Despite being probably the biggest growth sector, good and reliable delivery drivers are hard to find.

In the last week, I’ve chased one down the road from our office for leaving a parcel with a totally different post code and business name, delivered a parcel to a neighbour and heard umpteen accounts of wrong deliveries.

A colleague had two massive boxes of incontinence pads left on her doorstep on Monday for an elderly woman two streets away with a different post code.

They might get a rough deal, working long hours against the clock with tight delivery schedules, dealing with grumpy people who are looking for a row, but they bring us horror stories.

Boxes of glasses thrown over fences, parcels left on doorsteps on busy streets – my son’s running socks for his birthday were stolen after being left outside his flat building in London – and parcels left in rubbish bins.

And service isn’t getting better – in fact another a “miserable” service has been inflicted on consumers for the third year running, according to an annual survey by Citizens Advice.
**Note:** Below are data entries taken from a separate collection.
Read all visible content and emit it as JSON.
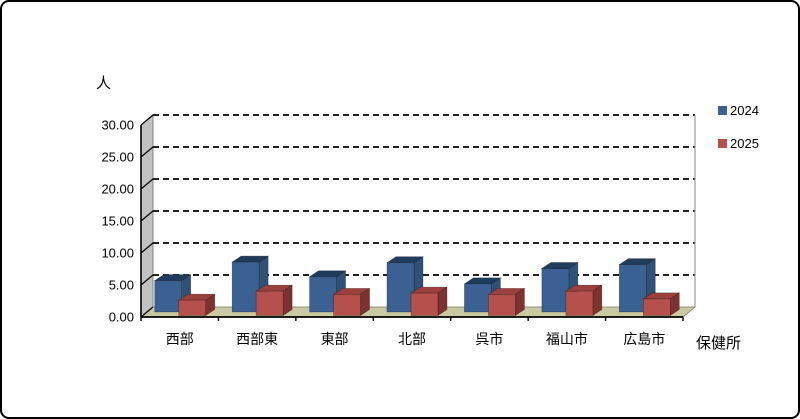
{
  "chart_data": {
    "type": "bar",
    "style": "3d-clustered-column",
    "title": "",
    "xlabel": "保健所",
    "ylabel": "人",
    "categories": [
      "西部",
      "西部東",
      "東部",
      "北部",
      "呉市",
      "福山市",
      "広島市"
    ],
    "series": [
      {
        "name": "2024",
        "values": [
          4.9,
          7.8,
          5.5,
          7.7,
          4.4,
          6.8,
          7.4
        ],
        "colors": {
          "front": "#3A6191",
          "top": "#203C5C",
          "side": "#2F5178"
        }
      },
      {
        "name": "2025",
        "values": [
          2.4,
          3.8,
          3.3,
          3.5,
          3.3,
          3.8,
          2.6
        ],
        "colors": {
          "front": "#B5504C",
          "top": "#9B403D",
          "side": "#7E322F"
        }
      }
    ],
    "ylim": [
      0,
      30
    ],
    "ytick_step": 5,
    "ytick_labels": [
      "0.00",
      "5.00",
      "10.00",
      "15.00",
      "20.00",
      "25.00",
      "30.00"
    ],
    "grid": "horizontal-dashed",
    "legend_position": "top-right"
  },
  "colors": {
    "wall": "#C2C2C2",
    "floor": "#C9C9A2",
    "floor_edge": "#7A7A5E",
    "gridline": "#000000",
    "axis": "#000000",
    "plot_right_edge": "#9A9A9A",
    "background": "#FFFFFF",
    "border": "#000000"
  }
}
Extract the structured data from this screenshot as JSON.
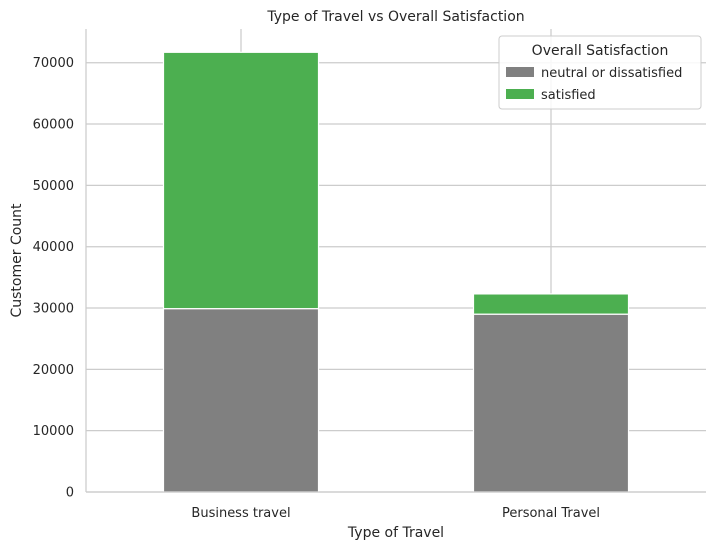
{
  "chart_data": {
    "type": "bar",
    "stacked": true,
    "title": "Type of Travel vs Overall Satisfaction",
    "xlabel": "Type of Travel",
    "ylabel": "Customer Count",
    "categories": [
      "Business travel",
      "Personal Travel"
    ],
    "series": [
      {
        "name": "neutral or dissatisfied",
        "values": [
          29900,
          29000
        ],
        "color": "#808080"
      },
      {
        "name": "satisfied",
        "values": [
          41800,
          3300
        ],
        "color": "#4caf50"
      }
    ],
    "ylim": [
      0,
      75500
    ],
    "yticks": [
      0,
      10000,
      20000,
      30000,
      40000,
      50000,
      60000,
      70000
    ],
    "grid": true,
    "legend": {
      "title": "Overall Satisfaction",
      "placement": "top-right"
    }
  }
}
Evri (34pc of customers had issues) and Yodel (40pc) ranked at the bottom of the league with just two stars out of a possible five, with none securing even a three-star rating.

Royal Mail (which incidentally returned one of my parcels to the sender claiming our office didn’t exist despite it being a subscription delivery delivered multiple times before) and Amazon achieving joint best position with a pathetic 2.75 stars.

In the last month, 13.3 million people – or 34 per cent of consumers – experienced a delivery problem in just the last month.

Citizen’s Advice is urging Ofcom to review its new complaints and accessibility guidance by next April and consider enforcement action on firms if there had been no significant improvements by then.

These companies take money to deliver a service yet seem so complacent and don’t care about falling so short.